Nichtzulassungsbeschwerde. Divergenz. Abstrakte Rechtssätze. Ordnungsgemäße Darlegung. Fehlerhafte Anwendung. Subsumtionsrüge. Nichtübereinstimmung im Grundsätzlichen

 

Leitsatz (redaktionell)

1. Divergenz bedeutet Widerspruch im Rechtssatz, nämlich das Nichtübereinstimmen tragender abstrakter Rechtssätze, die zwei Urteilen zugrunde gelegt sind.

2. Zur ordnungsgemäßen Darlegung einer Divergenz sind ein oder mehrere entscheidungstragende Rechtssätze aus dem Berufungsurteil und zu demselben Gegenstand gemachte und fortbestehende aktuelle abstrakte Aussagen aus einer Entscheidung des BSG, des Gemeinsamen Senats der obersten Gerichtshöfe des Bundes oder des BVerfG einander gegenüberzustellen.

3. Zudem ist näher zu begründen, weshalb diese nicht miteinander vereinbar sind und inwiefern die Entscheidung des LSG auf der Abweichung beruht.

4. Nicht ausreichend ist es hingegen, wenn die fehlerhafte Anwendung eines als solchen nicht in Frage gestellten höchstrichterlichen Rechtssatzes durch das Berufungsgericht geltend gemacht wird (bloße Subsumtionsrüge), denn nicht die Unrichtigkeit einer Entscheidung im Einzelfall, sondern nur eine Nichtübereinstimmung im Grundsätzlichen ermöglicht die Zulassung der Revision wegen Divergenz.

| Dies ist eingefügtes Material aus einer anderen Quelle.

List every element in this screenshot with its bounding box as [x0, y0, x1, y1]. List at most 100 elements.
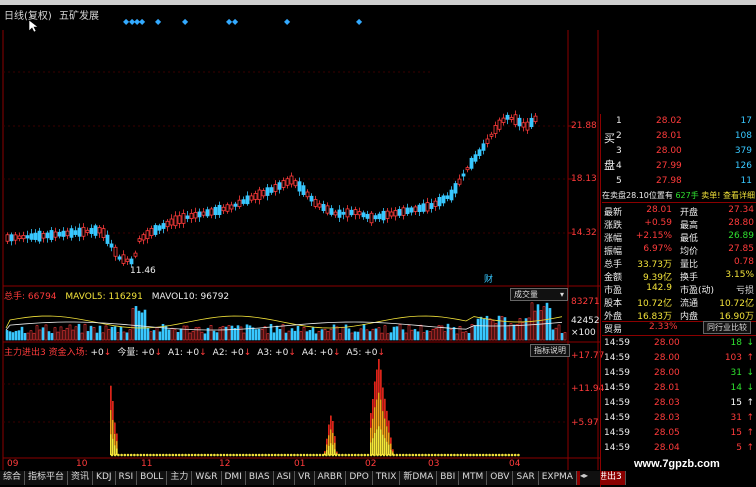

5. Die Bezeichnung einer Divergenz setzt die Darlegung voraus, dass das LSG die Rechtsprechung des BSG im angefochtenen Urteil in Frage stellt, was nicht der Fall ist, wenn es einen höchstrichterlichen Rechtssatz missverstanden oder übersehen und deshalb das Recht fehlerhaft angewendet haben sollte.

 

Normenkette

SGG § 160 Abs. 2 Nr. 2, § 160a Abs. 2 S. 3, Abs. 4 S. 2, § 169 Sätze 2-3; SGB X § 41 Abs. 1 Nr. 3, § 45 Abs. 2 Sätze 1-2

 

Verfahrensgang

SG Dresden (Entscheidung vom 27.10.2016; Aktenzeichen S 2 R 1032/12)

Sächsisches LSG (Urteil vom 17.04.2018; Aktenzeichen L 4 R 871/16)

 

Tenor

Die Beschwerde des Klägers gegen die Nichtzulassung der Revision im Urteil des Sächsischen Landessozialgerichts vom 17. April 2018 wird verworfen.

Die Beteiligten haben einander für das Beschwerdeverfahren keine Kosten zu erstatten.

 

Gründe

Das LSG hat mit Urteil vom 17.4.2018 die teilweise Rücknahme der Regelaltersrente des Klägers mit Wirkung für die Zukunft als rechtmäßig bestätigt.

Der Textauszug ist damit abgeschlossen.